A company performs a reverse stock split to boost its stock price by decreasing the number of shares outstanding, which typically leads to an increase in the price per share.
How a Reverse Split Works
When a company does a reverse split, it cancels its current outstanding stock and distributes new shares to its shareholders in proportion to how many shares they owned before the reverse split. For example, in a one-for-10 reverse split, shareholders would receive 1 share of the company's new stock for every 10 shares that they owned. If a shareholder owned 1,000 shares before the split, the shareholder would own 100 shares after the reverse stock split.
Why Would A Company Perform A Reverse Split
A reverse split would most likely be performed to prevent a company's stock from being delisted from an exchange. If a stock price falls below $1, the stock is at risk of being delisted from stock exchanges that have minimum share price rules. Reverse stock splits can increase share prices to avoid delisting, and being listed on a major exchange is important for attracting equity investors.
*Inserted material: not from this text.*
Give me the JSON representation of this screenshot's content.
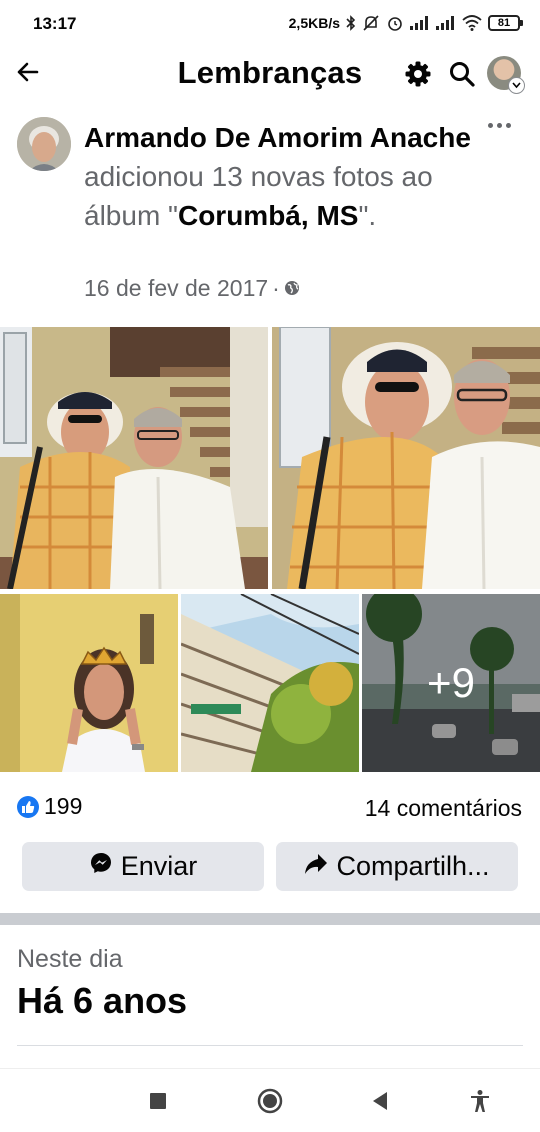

A split might also be done to boost the company's image if the stock has fallen dramatically. If the stock is trading in the single digits, it'll likely be seen as a risky investment particularly if the price is near $1 or considered a penny stock by investors. A reverse split might be engineered by a company to protect it's brand's image by trying to prevent the penny stock label. There is a negative stigma typically attached to penny stocks traded only over the counter.
A reverse split sending the stock higher might draw more attention from analysts. Higher-priced stocks attract more attention from market analysts, and if analysts have a favorable view of a company and its stock, it's great marketing for the company.
The Effect of a Reverse Stock Split
A reverse stock split has no inherent effect on the company's value, so the company's total market capitalization is the same after the reverse split. The company has fewer outstanding shares, but the share price increases in direct proportion to the reverse stock split. The total value of the shares an investor holds remains the same as well. If an investor owned 1,000 shares worth $1 each prior to a one-for-10 reverse stock split, after the split the investor would own 100 shares worth $10 each. The total value of the shares is still $1,000 for the investor.
Implications of a Reverse Split
Reverse stock splits can carry a negative connotation. As stated earlier, a company is more likely to undergo a reverse stock split because its share price has fallen so low that it's in danger of being delisted. As a result, investors might believe the company is struggling and that the reverse split is nothing more than an accounting gimmick.
However, a reverse split can be beneficial to a company by boosting its stock price to a level that enables it to transition from being a penny stock traded over the counter to being listed on a major exchange, thereby attracting the interest of more investors.